Eine Familie hat das Telefonunternehmen Bouygues Telecom am 17. September wegen "Verabreichung schadenverursachender Substanzen" verklagt und einen der Sendemasten des Betreibers verantwortlich gemacht. Können Handy-Unternehmen sich vor Krankheitsrisiken im Zusammenhang mit ihren Aktivitäten schützen?

Das Gesundheitsrisiko im Zusammenhang mit elektromagnetischen Feldern (EMF) ist zurzeit nicht versicherbar, abgesehen von einigen wenigen Ausnahmen. Wenn die Risiken zu vernachlässigen sind – Standorte, die weit von örtlich ansässigen Bevölkerungsgruppen entfernt sind, mit Strahlung, die messbar ist – können Unternehmen eine Versicherung bekommen.

Grundsätzlich gibt es in einer solchen Situation zwei Stufen. Erstens gibt es den "Verdacht", wenn Wissenschaftler die Möglichkeit eines Gesundheitsrisikos aufzeigen. Die Rückversicherer sind, dank ihres globalen Netzwerks, meistens die ersten, die sich für solche aufkommenden Risiken interessieren. Um jedoch den Preis eines solchen Risikos für ein Unternehmen zu berechnen, benötigt der Versicherer spezifische Daten.

Zum Beispiel muss er die Beziehung zwischen der Zahl der Menschen, die dem Risiko ausgesetzt sind, und der Zahl der Menschen, die eine Krankheit entwickeln, kennen. Wichtig sind auch die Anzahl derer, die eine Krankheit entwickeln und denen es gelingt, vor Gericht eine Verbindung zwischen den EMF und ihrer Krankheit zu beweisen; die durchschnittliche Zahl der Schadensfälle, in denen gezahlt wird usw. Der Versicherer muss abwarten, bis Recht und Rechtsprechung die Art des notwendigen Beweises spezifizieren und die Bedingungen für eine Kompensation regeln.

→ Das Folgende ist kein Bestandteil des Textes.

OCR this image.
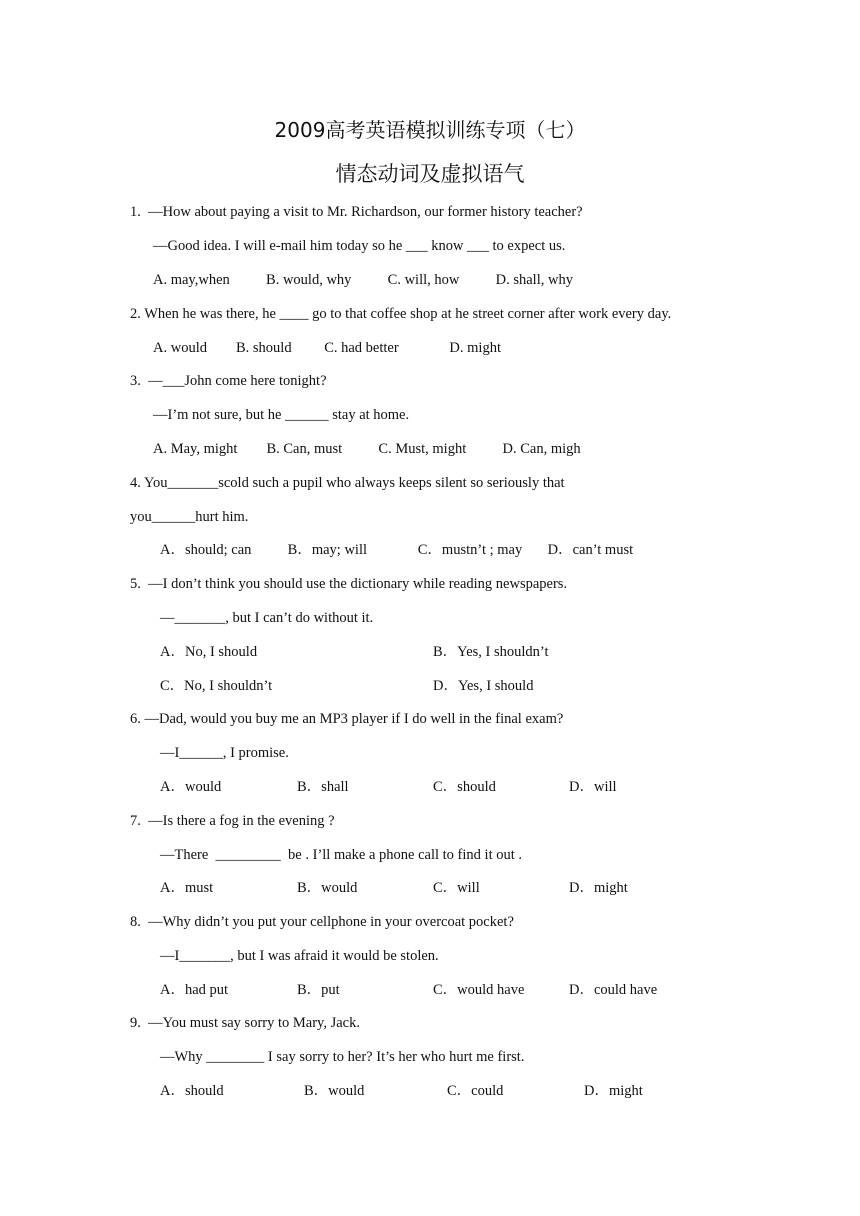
2009高考英语模拟训练专项（七）
情态动词及虚拟语气
1.  —How about paying a visit to Mr. Richardson, our former history teacher?
—Good idea. I will e-mail him today so he ___ know ___ to expect us.
A. may,when          B. would, why          C. will, how          D. shall, why
2. When he was there, he ____ go to that coffee shop at he street corner after work every day.
A. would        B. should         C. had better              D. might
3.  —___John come here tonight?
—I’m not sure, but he ______ stay at home.
A. May, might        B. Can, must          C. Must, might          D. Can, migh
4. You_______scold such a pupil who always keeps silent so seriously that
you______hurt him.
A．should; can          B．may; will              C．mustn’t ; may       D．can’t must
5.  —I don’t think you should use the dictionary while reading newspapers.
—_______, but I can’t do without it.
A．No, I should	B．Yes, I shouldn’t
C．No, I shouldn’t	D．Yes, I should
6. —Dad, would you buy me an MP3 player if I do well in the final exam?
—I______, I promise.
A．would	B．shall	C．should	D．will
7.  —Is there a fog in the evening ?
—There  _________  be . I’ll make a phone call to find it out .
A．must	B．would	C．will	D．might
8.  —Why didn’t you put your cellphone in your overcoat pocket?
—I_______, but I was afraid it would be stolen.
A．had put	B．put	C．would have	D．could have
9.  —You must say sorry to Mary, Jack.
—Why ________ I say sorry to her? It’s her who hurt me first.
A．should	B．would	C．could	D．might
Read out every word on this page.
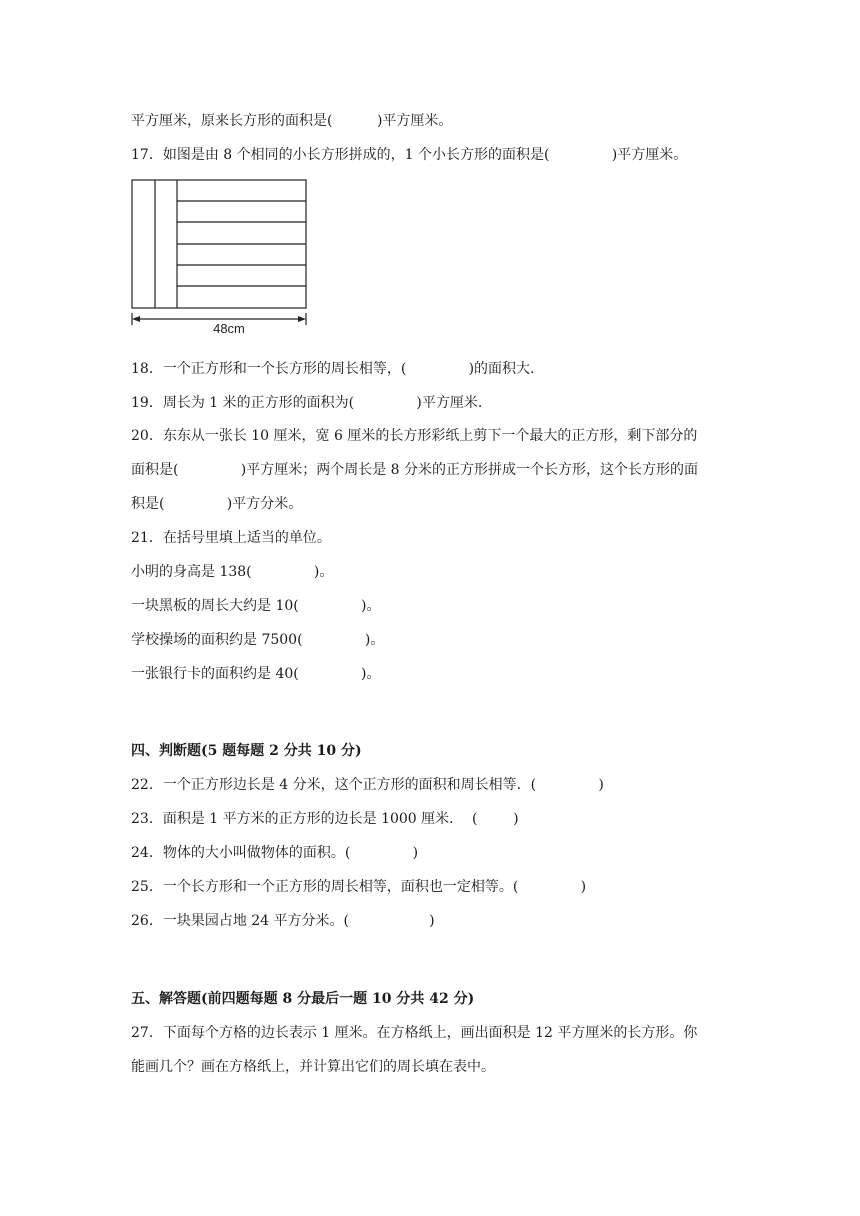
平方厘米，原来长方形的面积是(          )平方厘米。
17．如图是由 8 个相同的小长方形拼成的，1 个小长方形的面积是(              )平方厘米。
48cm
18．一个正方形和一个长方形的周长相等，(              )的面积大.
19．周长为 1 米的正方形的面积为(              )平方厘米.
20．东东从一张长 10 厘米，宽 6 厘米的长方形彩纸上剪下一个最大的正方形，剩下部分的
面积是(              )平方厘米；两个周长是 8 分米的正方形拼成一个长方形，这个长方形的面
积是(              )平方分米。
21．在括号里填上适当的单位。
小明的身高是 138(              )。
一块黑板的周长大约是 10(              )。
学校操场的面积约是 7500(              )。
一张银行卡的面积约是 40(              )。
四、判断题(5 题每题 2 分共 10 分)
22．一个正方形边长是 4 分米，这个正方形的面积和周长相等．(              )
23．面积是 1 平方米的正方形的边长是 1000 厘米．  (        )
24．物体的大小叫做物体的面积。(              )
25．一个长方形和一个正方形的周长相等，面积也一定相等。(              )
26．一块果园占地 24 平方分米。(                  )
五、解答题(前四题每题 8 分最后一题 10 分共 42 分)
27．下面每个方格的边长表示 1 厘米。在方格纸上，画出面积是 12 平方厘米的长方形。你
能画几个？画在方格纸上，并计算出它们的周长填在表中。
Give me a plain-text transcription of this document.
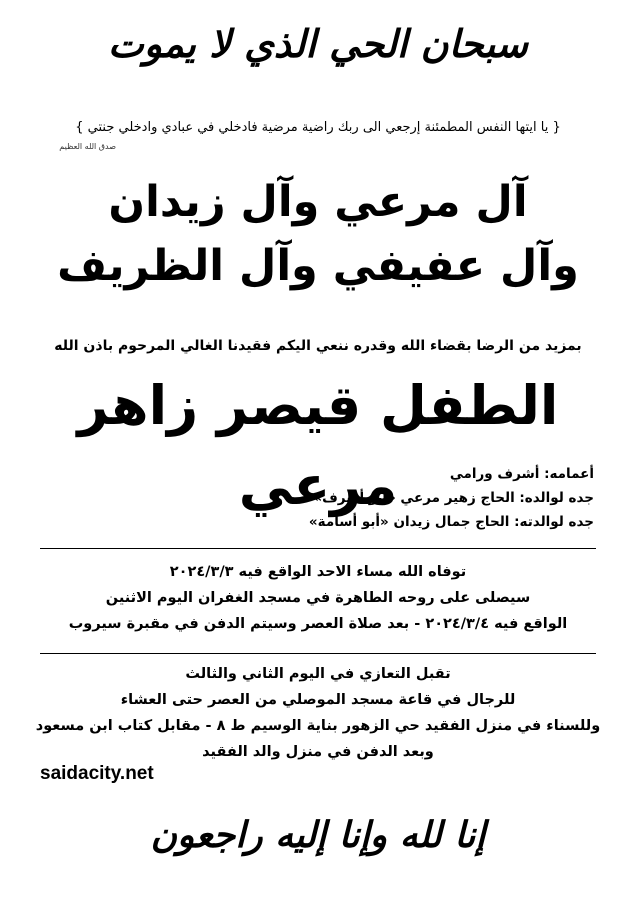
سبحان الحي الذي لا يموت
{ يا ايتها النفس المطمئنة إرجعي الى ربك راضية مرضية فادخلي في عبادي وادخلي جنتي }
صدق الله العظيم
آل مرعي وآل زيدان
وآل عفيفي وآل الظريف
بمزيد من الرضا بقضاء الله وقدره ننعي اليكم فقيدنا الغالي المرحوم باذن الله
الطفل قيصر زاهر مرعي	أعمامه: أشرف ورامي
جده لوالده: الحاج زهير مرعي «أبو أشرف»
جده لوالدته: الحاج جمال زيدان «أبو أسامة»
توفاه الله مساء الاحد الواقع فيه ٢٠٢٤/٣/٣
سيصلى على روحه الطاهرة في مسجد الغفران اليوم الاثنين
الواقع فيه ٢٠٢٤/٣/٤ - بعد صلاة العصر وسيتم الدفن في مقبرة سيروب
تقبل التعازي في اليوم الثاني والثالث
للرجال في قاعة مسجد الموصلي من العصر حتى العشاء
وللسناء في منزل الفقيد حي الزهور بناية الوسيم ط ٨ - مقابل كتاب ابن مسعود
وبعد الدفن في منزل والد الفقيد
saidacity.net
إنا لله وإنا إليه راجعون
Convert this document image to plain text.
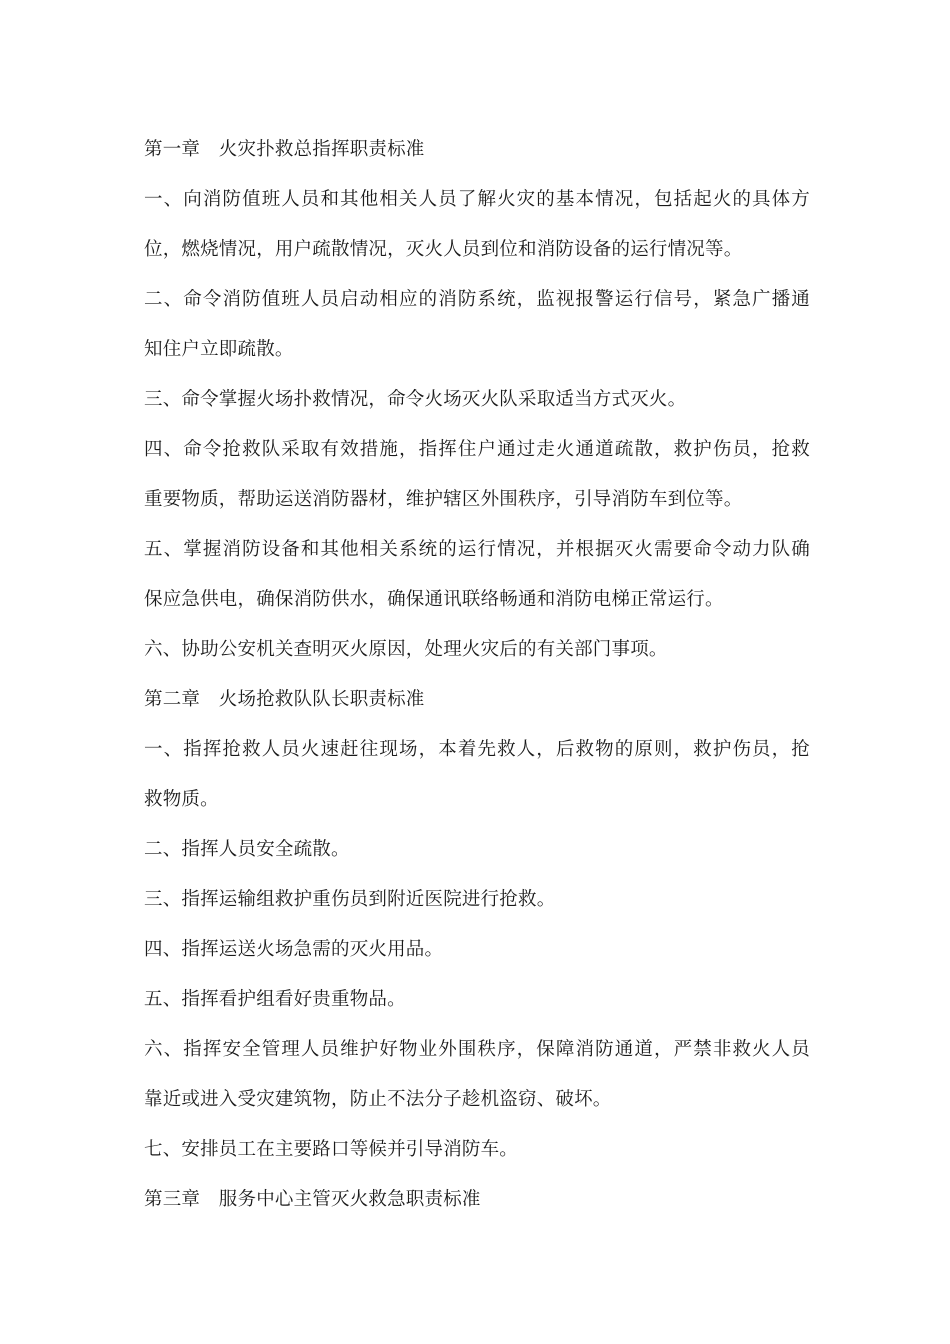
第一章　火灾扑救总指挥职责标准
一、向消防值班人员和其他相关人员了解火灾的基本情况，包括起火的具体方
位，燃烧情况，用户疏散情况，灭火人员到位和消防设备的运行情况等。
二、命令消防值班人员启动相应的消防系统，监视报警运行信号，紧急广播通
知住户立即疏散。
三、命令掌握火场扑救情况，命令火场灭火队采取适当方式灭火。
四、命令抢救队采取有效措施，指挥住户通过走火通道疏散，救护伤员，抢救
重要物质，帮助运送消防器材，维护辖区外围秩序，引导消防车到位等。
五、掌握消防设备和其他相关系统的运行情况，并根据灭火需要命令动力队确
保应急供电，确保消防供水，确保通讯联络畅通和消防电梯正常运行。
六、协助公安机关查明灭火原因，处理火灾后的有关部门事项。
第二章　火场抢救队队长职责标准
一、指挥抢救人员火速赶往现场，本着先救人，后救物的原则，救护伤员，抢
救物质。
二、指挥人员安全疏散。
三、指挥运输组救护重伤员到附近医院进行抢救。
四、指挥运送火场急需的灭火用品。
五、指挥看护组看好贵重物品。
六、指挥安全管理人员维护好物业外围秩序，保障消防通道，严禁非救火人员
靠近或进入受灾建筑物，防止不法分子趁机盗窃、破坏。
七、安排员工在主要路口等候并引导消防车。
第三章　服务中心主管灭火救急职责标准
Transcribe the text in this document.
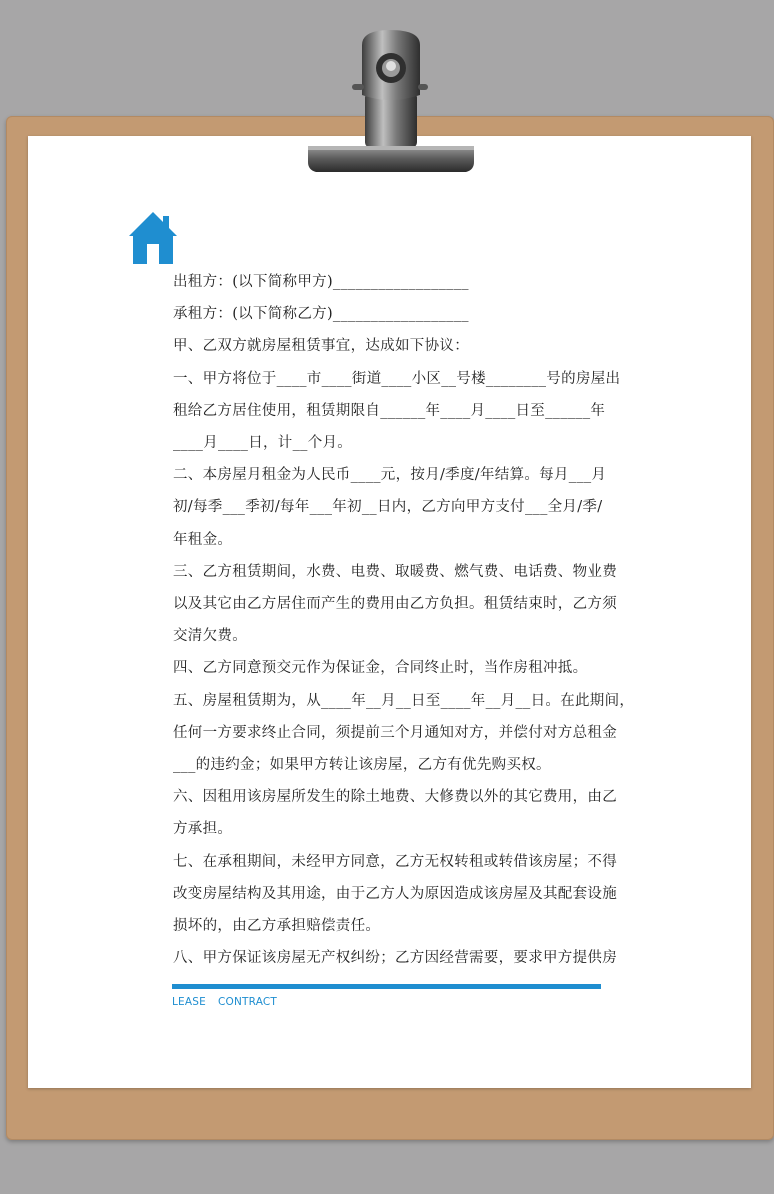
出租方：(以下简称甲方)__________________

承租方：(以下简称乙方)__________________

甲、乙双方就房屋租赁事宜，达成如下协议：

一、甲方将位于____市____街道____小区__号楼________号的房屋出

租给乙方居住使用，租赁期限自______年____月____日至______年

____月____日，计__个月。

二、本房屋月租金为人民币____元，按月/季度/年结算。每月___月

初/每季___季初/每年___年初__日内，乙方向甲方支付___全月/季/

年租金。

三、乙方租赁期间，水费、电费、取暖费、燃气费、电话费、物业费

以及其它由乙方居住而产生的费用由乙方负担。租赁结束时，乙方须

交清欠费。

四、乙方同意预交元作为保证金，合同终止时，当作房租冲抵。

五、房屋租赁期为，从____年__月__日至____年__月__日。在此期间，

任何一方要求终止合同，须提前三个月通知对方，并偿付对方总租金

___的违约金；如果甲方转让该房屋，乙方有优先购买权。

六、因租用该房屋所发生的除土地费、大修费以外的其它费用，由乙

方承担。

七、在承租期间，未经甲方同意，乙方无权转租或转借该房屋；不得

改变房屋结构及其用途，由于乙方人为原因造成该房屋及其配套设施

损坏的，由乙方承担赔偿责任。

八、甲方保证该房屋无产权纠纷；乙方因经营需要，要求甲方提供房

LEASE CONTRACT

Dies ist nicht das erste Mal, dass Hersteller und Versicherer mit einer solchen Situation konfrontiert sind, wie zum Beispiel im Fall von Asbest. Wie kommen Sie vom Ausschluss zur Nicht-Versicherbarkeit?

Für die Versicherer war Asbest eine Art Crashkurs in Sachen Managementqualitäten angesichts aufkommender Risiken. Traditionell basieren Verträge zur assurance de responsabilité civile, einer Art Haftpflichtversicherung, auf schadenauslösenden Ereignissen. Doch es ist nicht leicht, Krebs mit Asbest in Verbindung zu bringen, da die Erkrankung von der Zeitspanne abhängt, während der die Person dem Asbest ausgesetzt war, der Existenz anderer Faktoren, den individuellen Eigenschaften der Person usw. (wie es sich vermutlich auch im Fall von EMF verhalten wird). Zusätzlich beschränkt die Tatsache, dass der Schaden möglicherweise erst Jahre nach der Exposition auftreten kann, aktuelle Berechnungen.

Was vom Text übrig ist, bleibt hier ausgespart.